Бергхейм был скован холодом. Мы все ищем себе стойло. Время больше не течет. Мы старые, издыхающие, растерзанные рыбины, бессильные перепрыгнуть через самые низкие пороги, чтобы добраться до источника свежей воды – хоть капли свежей воды! – где наши матери произвели нас на свет. Мы без конца проходим через одни и те же боли, утрачиваем одни и те же иллюзии. В наши тела непрестанно возвращается одна и та же чувственность, жажда наслаждения. И ожидает нас одно и то же успокоение – смерть. Я больше не осмеливался звонить Мэн. Звонил в больницу. Блуждал по парку. Ел. Ездил в Хейльбронн, в Гундельсхейм, в Бад-Раппнау. Вожделение, еда и питье, убийство – все это возвращается в нас, обращает нас к одним и тем же лицам, под одним и тем же солнцем, среди воздуха, звуков, слез и красок. И мы без конца, снова и снова, падаем, погружаемся, точно лягушки, в воды Тибра, в воды Эра или в воды Неккара.

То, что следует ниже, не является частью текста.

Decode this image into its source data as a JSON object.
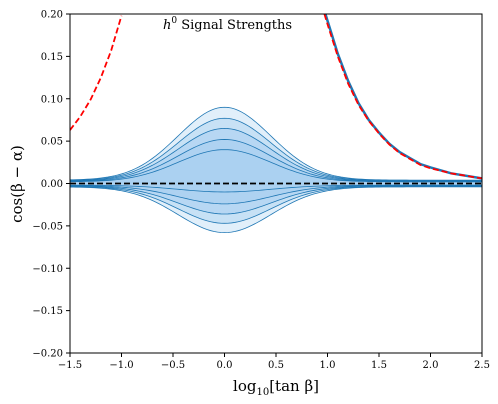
{
  "chart_data": {
    "type": "area",
    "title_prefix": "h",
    "title_sup": "0",
    "title_rest": " Signal Strengths",
    "xlabel_pre": "log",
    "xlabel_sub": "10",
    "xlabel_post": "[tan β]",
    "ylabel": "cos(β − α)",
    "xlim": [
      -1.5,
      2.5
    ],
    "ylim": [
      -0.2,
      0.2
    ],
    "x_ticks": [
      -1.5,
      -1.0,
      -0.5,
      0.0,
      0.5,
      1.0,
      1.5,
      2.0,
      2.5
    ],
    "x_tick_labels": [
      "−1.5",
      "−1.0",
      "−0.5",
      "0.0",
      "0.5",
      "1.0",
      "1.5",
      "2.0",
      "2.5"
    ],
    "y_ticks": [
      -0.2,
      -0.15,
      -0.1,
      -0.05,
      0.0,
      0.05,
      0.1,
      0.15,
      0.2
    ],
    "y_tick_labels": [
      "−0.20",
      "−0.15",
      "−0.10",
      "−0.05",
      "0.00",
      "0.05",
      "0.10",
      "0.15",
      "0.20"
    ],
    "bands": [
      {
        "upper_peak": 0.09,
        "lower_peak": -0.058,
        "edge": 0.004,
        "opacity": 0.35
      },
      {
        "upper_peak": 0.077,
        "lower_peak": -0.047,
        "edge": 0.0035,
        "opacity": 0.45
      },
      {
        "upper_peak": 0.065,
        "lower_peak": -0.036,
        "edge": 0.003,
        "opacity": 0.55
      },
      {
        "upper_peak": 0.052,
        "lower_peak": -0.024,
        "edge": 0.0025,
        "opacity": 0.65
      },
      {
        "upper_peak": 0.04,
        "lower_peak": -0.01,
        "edge": 0.002,
        "opacity": 0.75
      }
    ],
    "band_width": 0.45,
    "band_color": "#1f77b4",
    "fill_color": "#a9d0f0",
    "red_curve_color": "#ff0000",
    "blue_curve_color": "#1f77b4",
    "alignment_line_color": "#000000",
    "alignment_line_y": 0.0,
    "red_left_curve": {
      "x": [
        -1.5,
        -1.4,
        -1.3,
        -1.2,
        -1.1,
        -1.0
      ],
      "y": [
        0.063,
        0.079,
        0.099,
        0.125,
        0.157,
        0.198
      ]
    },
    "right_curve_red": {
      "x": [
        0.97,
        1.0,
        1.1,
        1.2,
        1.3,
        1.4,
        1.5,
        1.6,
        1.7,
        1.8,
        1.9,
        2.0,
        2.2,
        2.5
      ],
      "y": [
        0.2,
        0.188,
        0.15,
        0.118,
        0.093,
        0.074,
        0.059,
        0.046,
        0.036,
        0.029,
        0.022,
        0.018,
        0.012,
        0.006
      ]
    },
    "right_curve_blue": {
      "x": [
        0.98,
        1.0,
        1.1,
        1.2,
        1.3,
        1.4,
        1.5,
        1.6,
        1.7,
        1.8,
        1.9,
        2.0,
        2.2,
        2.5
      ],
      "y": [
        0.2,
        0.192,
        0.153,
        0.121,
        0.095,
        0.075,
        0.06,
        0.047,
        0.037,
        0.03,
        0.023,
        0.019,
        0.012,
        0.006
      ]
    },
    "grid": false
  }
}
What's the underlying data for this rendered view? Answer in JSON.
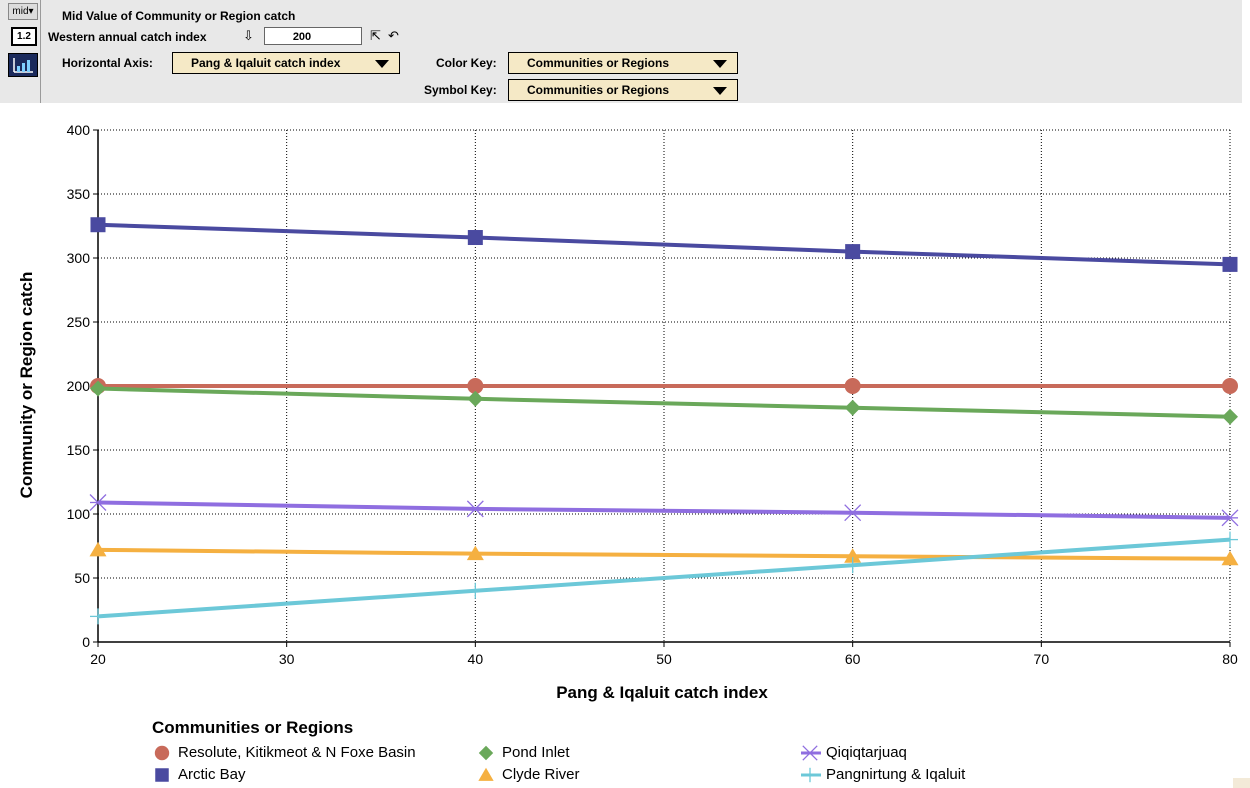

Наконец и ко мне пришли слезы. Ребенком я считал секунды, отделявшие каждую молнию от удара грома, чтобы понять, сколько времени осталось до наступления вселенского потопа, который всех нас уничтожит. Звуки, музыка – они всегда приходят на какое-то мгновение позже, чем то, что доносит до нас свет. В детстве я был абсолютно уверен в приходе вселенского потопа и считал, что у меня мало шансов ошибиться: когда-нибудь он произойдет. К моему нетерпеливому ожиданию этой катастрофы примешивался страх, но вместе с тем и возбужденная жажда катарсиса. Я и теперь при каждом сверкании молнии считаю секунды, что отделяют ее от зловещего, яростного удара грома, чтобы измерить время, оставшееся до прихода смерти. Только уже не чувствую при этом нетерпения.

А на следующее утро мы с сестрами бродили среди руин – поникших цветов, раздавленных лепестков на земле и луж, в которых отражалось небо с его облаками, звездами и светилами, недвижными или блуждающими, – глядя на полегшую траву, разоренные гнезда, сломанные ветки и боевые шрамы аллей…

Глава седьмая

Бергхейм

Говорю ли я, не утоляется скорбь моя;

перестаю ли, что отходит от меня?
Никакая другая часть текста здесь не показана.